The Words of the Ladouce Family

The Washington Landing

Laurent Ladouce
June 6, 1984

From June 2-6, 120 distinguished citizens of France and other French- speaking nations attended the first CAUSA French-language seminar in Washington, D.C.

Among the guests were some prestigious people: Roger Pinoteau, former Mayor of Paris and now the chairman of the Association of Former Members of French Parliament; General Albert Merglen, an international adviser in economics and military affairs; Jean-Louis Murat, a man who worked with General De Gaulle during World War II; Houchang Nahavandi, formerly the minister of education under the Shah in Iran and now professor of economy in Paris; Jean E. Charon, a renown physicist and author; and Van Ngoc Dinh, President of the Vietnamese Community in Europe; many journalists, lawyers and teachers.

In preparing to meet the greatest challenge of the conference -- winning the respect of this distinguished audience CAUSA lecturers were reminded of the advice Father gave them when CAUSA began its work in 1980. He emphasized that the CAUSA staff should not concentrate primarily on acquiring academic knowledge. Rather, he said, the key to success lies in mobilizing the spiritual world. To do this, prayer is crucial. Therefore, members of the CAUSA staff pray three hours for every one-hour lecture. Three people pray throughout every lecture. Furthermore, from midnight to 5:00 a.m. there is a prayer vigil.

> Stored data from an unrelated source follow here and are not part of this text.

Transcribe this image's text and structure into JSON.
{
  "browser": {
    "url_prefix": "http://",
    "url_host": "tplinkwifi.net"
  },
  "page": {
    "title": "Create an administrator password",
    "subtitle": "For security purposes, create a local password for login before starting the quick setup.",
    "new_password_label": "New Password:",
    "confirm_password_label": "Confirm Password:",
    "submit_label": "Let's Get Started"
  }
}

On the first day of the Washington D.C. conference, lecturers gave a series of VOC lectures in French. The second day marked the beginning of Col. Bo Hi Pales lectures, called "Godism," which demonstrate Father's teaching as the foundation for a moral world. The climax of that day was reached when we showed "Truth is My Sword" in French. Col. Pak then gave a vibrant testimony about Father. Upon this foundation, the people on the next day felt moved to sign a declaration of sympathy and support for Rev. Moon and his family.

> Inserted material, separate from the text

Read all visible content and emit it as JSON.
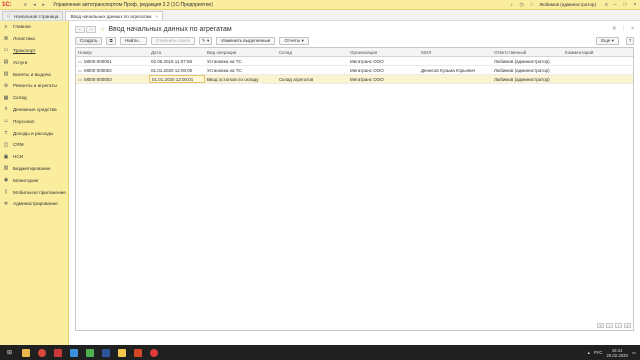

On the third day a closing banquet marked the end of the conference. Several people then expressed deep admiration for CAUSA and willingness to support our activities. Mr. Nahavandi said he had been impressed by the high intellectual and moral level of the conference. Abdel Khader Rahmani, President of the International Third World College, congratulated CAUSA for its remarkable organization and kindness, also expressing his gratitude for the intellectual quality of the lectures. Mr. Ruggero Battaglia, a Ph.D. in law and in literature as well as a journalist in Rome, felt so enthusiastic that he begged Col. Pak, "Can I start CAUSA in Italy?"

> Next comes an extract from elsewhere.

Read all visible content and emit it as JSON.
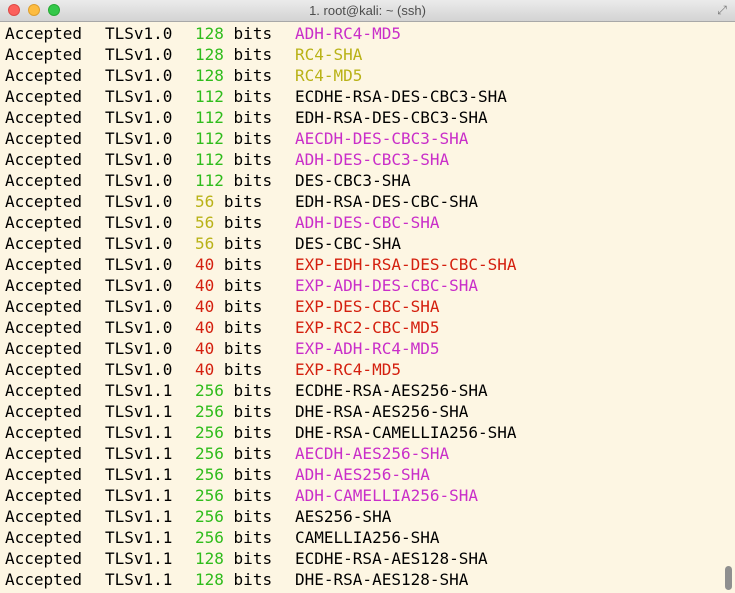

The most prophetic and spiritually significant testimony, however, was surely that of Jacques Forestier, a physicist and journalist:

CAUSA appears to me as a modern and necessary crusade to counter that perversion of modem thought which communism is all about. You embrace man as a whole, i.e., man as a vertical and horizontal being. As a journalist and writer I see two ways to help you. First, I want to restore the calumnious image of Rev. Moon in our country. A man who aims at Godism and fighting communism won't get only friends. Secondly, I want to help you formulate the CAUSA world view in a way that can be better received by our country, unfortunately wounded by two centuries of humanistic rationalism and irreligious thinking.

A New Normandy Landing

On June 6th, we celebrated the fortieth anniversary of D-Day. After a short visit to the Washington Times, the French delegation attended the celebration of the Normandy landing at the White House Ellipse where they admired the perfect discipline of the different honor guards of the five branches of the U.S. Armed Forces.

At the White House Mrs. Faith Whittlesey, President Reagan's director of Public Affairs, gave a speech. She emphasized that America has entered a new era of prosperity with a determination to solve the problem of communism on a worldwide level.

In the afternoon, we visited the Tomb of the Unknown Soldier at Arlington, Virginia, where another ceremony commemorating D-Day was underway. A small delegation of French veterans brought a wreath. As the mournful notes of taps filled the atmosphere with the deep presence of the other world, I'm sure that the veterans could recall that day, June 6, 1944, when they were in their twenties.

In the evening, a closing banquet was offered by the Veterans' Committee for French-American Friendship in the Potomac Ballroom of the Key Bridge Marriott Hotel in Washington, D.C. It was particularly moving to listen to Ambassador Douglas MacArthur II, the nephew and namesake of the great General. Speaking in perfect French, he said that on the day he entered Paris in 1945, his joy was so deep that he could not help crying. Col. Pak, in presenting closing remarks to the participants, said that a new Normandy landing is needed today to battle atheistic materialism.